9.2 Risk shall pass on delivery or collection of the goods.
10. Remedies of the Buyer
10.1 Where the Buyer accepts or has been deemed to have accepted any goods then the Seller shall have no liability whatever to the Buyer in respect of those goods.
10.2 The Seller is not liable for any damage to the goods arising from faulty installation. For this reason the Buyer must inspect the goods carefully before installation takes place. Once the Buyer has begun to install the goods the Seller is entitled to assume that the relevant goods are not defective and the Buyer may not then return them to the Seller. The Buyer must inspect the goods on delivery or collection to confirm that they are the correct type, of satisfactory quality, undamaged and the correct amount. If they are not, the Buyer must notify the Seller within 48 hours of delivery or collection for remediation, replacement or refund of all or part of the Price (at the Seller’s option), which will be the Buyer’s sole remedy. If the goods are damaged or of unsatisfactory quality, the Seller reserves the right to request photographs, in support of the Buyer’s statement. If the Buyer does not reject the goods within 48 hours of delivery/collection, or if the Buyer has installed them, the Buyer will be deemed to have accepted them and the Seller will have no liability to the Buyer. The foregoing sets out the Buyer’s only rights and remedies in relation to the goods and all other terms and conditions, express and implied, relating to the quality or fitness for purpose of the goods are hereby excluded to the fullest extent permitted by law.
10.3 The Seller shall not be liable to the Buyer for late delivery or short delivery of the goods.
10.4 The Seller shall not be responsible for any delay or failure in the Seller’s performance if this is due to causes beyond the Seller’s reasonable control (including without limitation any adverse weather conditions) or to the delay or failure on the part of any third party.
10.5 The Buyer acknowledges and agrees that the Seller’s entire liability under these conditions (except insofar as the Seller’s liability cannot be excluded or limited by law) shall be limited to the total price for delivery of the goods, which the Buyer acknowledges and agrees is reasonable in all the circumstances.
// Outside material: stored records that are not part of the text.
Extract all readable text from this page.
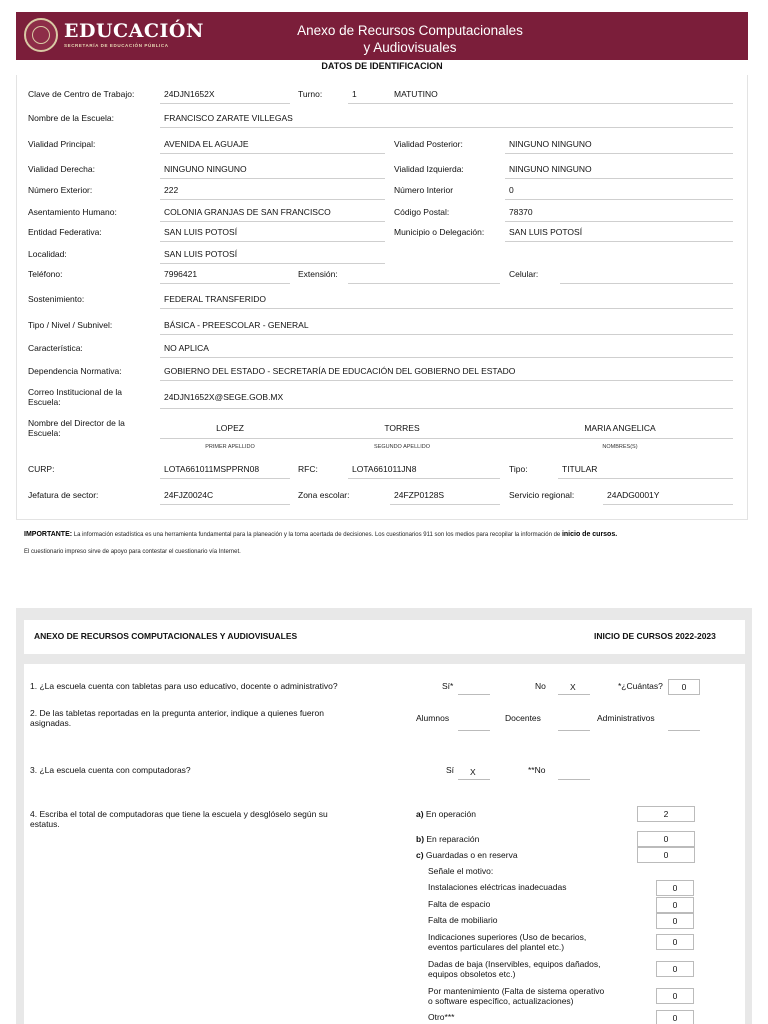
EDUCACIÓN
SECRETARÍA DE EDUCACIÓN PÚBLICA
Anexo de Recursos Computacionales
y Audiovisuales
DATOS DE IDENTIFICACION
Clave de Centro de Trabajo:	24DJN1652X	Turno:	1	MATUTINO
Nombre de la Escuela:	FRANCISCO ZARATE VILLEGAS
Vialidad Principal:	AVENIDA EL AGUAJE	Vialidad Posterior:	NINGUNO NINGUNO
Vialidad Derecha:	NINGUNO NINGUNO	Vialidad Izquierda:	NINGUNO NINGUNO
Número Exterior:	222	Número Interior	0
Asentamiento Humano:	COLONIA GRANJAS DE SAN FRANCISCO	Código Postal:	78370
Entidad Federativa:	SAN LUIS POTOSÍ	Municipio o Delegación:	SAN LUIS POTOSÍ
Localidad:	SAN LUIS POTOSÍ
Teléfono:	7996421	Extensión:	Celular:
Sostenimiento:	FEDERAL TRANSFERIDO
Tipo / Nivel / Subnivel:	BÁSICA - PREESCOLAR - GENERAL
Característica:	NO APLICA
Dependencia Normativa:	GOBIERNO DEL ESTADO - SECRETARÍA DE EDUCACIÓN DEL GOBIERNO DEL ESTADO
Correo Institucional de la
Escuela:	24DJN1652X@SEGE.GOB.MX
Nombre del Director de la
Escuela:	LOPEZ	TORRES	MARIA ANGELICA
PRIMER APELLIDO	SEGUNDO APELLIDO	NOMBRES(S)
CURP:	LOTA661011MSPPRN08	RFC:	LOTA661011JN8	Tipo:	TITULAR
Jefatura de sector:	24FJZ0024C	Zona escolar:	24FZP0128S	Servicio regional:	24ADG0001Y
IMPORTANTE: La información estadística es una herramienta fundamental para la planeación y la toma acertada de decisiones. Los cuestionarios 911 son los medios para recopilar la información de inicio de cursos.
El cuestionario impreso sirve de apoyo para contestar el cuestionario vía Internet.
ANEXO DE RECURSOS COMPUTACIONALES Y AUDIOVISUALES	INICIO DE CURSOS 2022-2023
1. ¿La escuela cuenta con tabletas para uso educativo, docente o administrativo?	Sí*	No	X	*¿Cuántas?	0
2. De las tabletas reportadas en la pregunta anterior, indique a quienes fueron
asignadas.	Alumnos	Docentes	Administrativos
3. ¿La escuela cuenta con computadoras?	Sí X	**No
4. Escriba el total de computadoras que tiene la escuela y desglóselo según su
estatus.
a) En operación	2
b) En reparación	0
c) Guardadas o en reserva	0
Señale el motivo:
Instalaciones eléctricas inadecuadas	0
Falta de espacio	0
Falta de mobiliario	0
Indicaciones superiores (Uso de becarios,
eventos particulares del plantel etc.)	0
Dadas de baja (Inservibles, equipos dañados,
equipos obsoletos etc.)	0
Por mantenimiento (Falta de sistema operativo
o software específico, actualizaciones)	0
Otro***	0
If the Buyer requires additional protection, the Buyer acknowledges and agrees that the Buyer shall be responsible for obtaining appropriate insurance cover.
10.6 The Buyer acknowledges and agrees that the Seller shall not be liable for any consequential loss or damage (whether for loss of profits or otherwise).
10.7 The Seller shall have no liability for any representation, statement, claim or assurance made or given in relation to the collection or delivery of the Buyer’s order prior to the Buyer’s acceptance of these conditions.
10.8 If the Buyer is trading with the Seller as a consumer, nothing set out above shall affect your statutory rights
11. Proper Law of Contract
This Contract is subject to the Law of England and Wales.
12. Force Majeure
The Seller shall be under no liability if he shall be unable to carry out any provision of this Contract for any reason beyond his control including (without limiting the forth going) Act of God Legislation, war, fire, flood, drought, failure of power supply, lock-out strike or other action taken by employees in contemplation or furtherance of a dispute or owing to any inability to procure material required for the performance of the contract.